“Everything is clean to those who are clean, but nothing is clean to those who are corrupt and without faith.” (Saint Paul’s letter to Titus, the pastor to the church in Crete, the first chapter and fifteenth verse)
This past week here in Texas, we were all taken by surprise that our utilities, something most of us don’t spend a lot of time pondering except if our bill is out of bounds of our expectations, are not completely and absolutely reliable. Through an unfortunate series of events (to put it mildly) which included unusually extreme weather events, a majority of Texans found ourselves without electricity, natural gas, and then water. And these failures then disrupted the distribution of gasoline and groceries. It was a perfect storm that kicked off a domino effect unlike anything we’d seen in memorable history.
As I regularly checked the updates from my local utility provider on social media I saw two kinds of reactions: those who continually offered their thanks to those who were doing all they could to repair and restore our local utility infrastructure, and those who were yelling about how incompetent everyone else was because they didn’t have what they needed.
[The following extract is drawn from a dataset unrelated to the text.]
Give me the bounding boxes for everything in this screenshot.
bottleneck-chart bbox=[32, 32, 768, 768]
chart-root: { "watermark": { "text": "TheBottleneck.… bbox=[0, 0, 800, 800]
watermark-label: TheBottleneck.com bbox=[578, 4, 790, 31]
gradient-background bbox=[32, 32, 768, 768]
There were those who expressed concern for those who were working outside in incorrigible conditions while their own families were without the same utilities we were and there were those who wanted to place blame and find fault and demand they get what no one had access to.
We see this dichotomy of responses not just in crises, but in daily life as well. We witness it in something as common and simple as slowed traffic: there are those who try to race to the front, cut others off, demand and defend their place in line, and there are those who wait patiently, let others go in front, and understand that we are all in the same situation with someplace to get to.
Our responses to the events of life come from what we choose to see – our fellow human beings created in God’s image with struggles and joys just as we have or others whom we are in competition with and must defeat in one way or another. If we look for the good – and God – we will find it. If we look for what’s wrong, we will find it.
If we look for opportunities to reflect God’s love and compassion, we will find them. If we look for God’s image in others, we will see it. If we look for things to be grateful for, we will be grateful. If we look for signs of hope, we will be hopeful. If we look for ways to argue, we will create a fight. If we look for things to be angry about, we will be angry. The choice is ours.
How do you see the world around you? What is it you find?